Google Assistant (Google’s artificial assistant tool which has rivals such as Apple’s Siri and Microsoft’s Cortana) is being rolled out to other non-Google devices only if they run Marshmallow (Android 6.0) and the latest Nougat (7.0). The new update will be through Google Play Services and will be rolling out first to users in the US in English and then later to other English users in Canada, Australia, United Kingdom and then in German to users in Germany.
So for those whose devices run on Android Marshmallow or Nougat, watch out for this update soon.
The LG V20 was announced last year as the first device to run on Android’s latest flavour and since then we’ve had Google’s Pixel and Samsung Galaxy S7 as others who have followed suit.
Nvidia launched its streaming device, Shield with 4K display capabilities and Google Assistant that turns the device essentially into a TV and home assistant one.
Since that initial roll‑out, Google Assistant has vastly expanded both its language support and its device footprint.
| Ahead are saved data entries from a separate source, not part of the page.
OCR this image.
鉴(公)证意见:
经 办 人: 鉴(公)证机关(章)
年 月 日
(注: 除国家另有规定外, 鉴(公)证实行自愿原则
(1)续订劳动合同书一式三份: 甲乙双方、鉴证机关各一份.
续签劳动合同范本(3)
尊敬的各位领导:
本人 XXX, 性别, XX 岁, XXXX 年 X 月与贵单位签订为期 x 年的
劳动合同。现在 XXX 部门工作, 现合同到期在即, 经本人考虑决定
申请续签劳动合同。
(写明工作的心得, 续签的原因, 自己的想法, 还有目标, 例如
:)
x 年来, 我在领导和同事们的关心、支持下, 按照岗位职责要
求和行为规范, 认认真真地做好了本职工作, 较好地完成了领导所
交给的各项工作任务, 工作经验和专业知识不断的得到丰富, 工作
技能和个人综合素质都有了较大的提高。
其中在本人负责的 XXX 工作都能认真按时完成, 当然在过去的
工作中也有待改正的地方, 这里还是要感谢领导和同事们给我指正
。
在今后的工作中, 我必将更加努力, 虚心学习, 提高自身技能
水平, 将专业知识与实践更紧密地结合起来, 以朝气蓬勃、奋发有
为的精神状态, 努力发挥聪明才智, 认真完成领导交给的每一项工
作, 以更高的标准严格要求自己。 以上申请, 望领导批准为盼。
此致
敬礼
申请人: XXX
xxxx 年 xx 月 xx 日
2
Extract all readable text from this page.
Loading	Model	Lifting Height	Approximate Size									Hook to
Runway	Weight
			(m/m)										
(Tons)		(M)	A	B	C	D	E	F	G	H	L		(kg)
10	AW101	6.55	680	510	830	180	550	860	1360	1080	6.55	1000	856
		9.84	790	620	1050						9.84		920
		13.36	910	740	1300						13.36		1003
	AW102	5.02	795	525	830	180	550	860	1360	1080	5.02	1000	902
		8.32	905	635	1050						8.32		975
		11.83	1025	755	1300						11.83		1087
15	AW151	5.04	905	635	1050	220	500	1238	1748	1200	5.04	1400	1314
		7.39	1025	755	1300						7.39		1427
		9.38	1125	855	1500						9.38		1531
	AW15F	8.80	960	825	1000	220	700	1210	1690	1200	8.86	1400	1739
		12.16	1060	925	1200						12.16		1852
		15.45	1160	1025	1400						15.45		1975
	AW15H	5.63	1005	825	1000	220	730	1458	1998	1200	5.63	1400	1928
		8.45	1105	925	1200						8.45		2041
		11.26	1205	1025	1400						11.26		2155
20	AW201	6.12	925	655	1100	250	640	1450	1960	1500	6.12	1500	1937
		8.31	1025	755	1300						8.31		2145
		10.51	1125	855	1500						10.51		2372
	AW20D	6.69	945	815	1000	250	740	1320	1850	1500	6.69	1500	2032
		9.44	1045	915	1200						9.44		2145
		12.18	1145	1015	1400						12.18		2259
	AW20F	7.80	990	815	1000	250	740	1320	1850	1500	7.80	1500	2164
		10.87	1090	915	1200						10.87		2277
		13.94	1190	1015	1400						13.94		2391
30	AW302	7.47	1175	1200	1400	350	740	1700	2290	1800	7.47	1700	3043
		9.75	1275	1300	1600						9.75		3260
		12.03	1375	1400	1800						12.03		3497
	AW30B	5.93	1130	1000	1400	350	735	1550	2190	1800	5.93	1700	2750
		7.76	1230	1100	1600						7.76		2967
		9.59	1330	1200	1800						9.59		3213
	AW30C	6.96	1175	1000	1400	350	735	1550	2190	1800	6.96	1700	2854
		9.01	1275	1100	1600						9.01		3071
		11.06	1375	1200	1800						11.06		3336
By early 2018, Assistant added support for French, Italian, Japanese, Korean, Spanish, and Brazilian Portuguese, with new locales and dialects arriving almost monthly. The “Continued Conversation” feature eliminated the need to say “Hey Google” before every follow‑up question, making dialogues feel more natural. In parallel, the Assistant SDK has empowered dozens of third‑party OEMs—from smart speakers and soundbars to automobiles and wearables—to embed Google Assistant deeply into their products.
On the hardware front, the launch of the first Nest Hub in 2018 ushered Assistant into kitchens and living rooms, offering a visual canvas for recipes, video calls, and home‑control dashboards. Subsequent devices—Nest Mini, Nest Audio, Nest Hub Max, and the Nest Hub (2nd gen) with Soli radar sensing—introduced sleep tracking, motion‑activated displays, and higher‑fidelity audio. Android Auto and Wear OS integrations have also matured, with Assistant now capable of handling complex tasks behind the wheel or on the wrist: reading messages aloud, sending smart replies, navigating multi‑stop routes, and controlling rideshare bookings via voice alone.
More recently, Google has infused Assistant with generative AI to power “Help Me Write” email drafts, social‑media posts, and long‑form documents, alongside broadening its “Interpreter Mode” to 44 languages for real‑time translation in live conversations. The Assistant’s “Routines” have become more customizable, allowing users to chain over a dozen actions—like dimming lights, reading calendar events, and playing a weather briefing—all with a single command. On the enterprise side, “Google Assistant for Business” now supports secure, on‑premise deployments for meeting‑room scheduling, visitor check‑ins, and staff directory lookups.
Looking ahead, Google has teased deeper visual‑AI capabilities in Assistant, such as understanding and describing the contents of your camera view, plus expanded offline voice recognition that can run entirely on‑device for greater privacy and faster responses. With the rollout of Android 14 and the Pixel 8 series, Assistant feels more predictive than ever—surfacing timely suggestions (“Good morning! You have a package arriving today; shall I track it?”) and proactive shortcuts based on your routines. If you haven’t engaged with Google Assistant lately, it’s worth revisiting: what started in 2017 as a voice‑only helper on Android Marshmallow and Nougat has become a pivotal AI companion across phones, speakers, watches, cars, and beyond.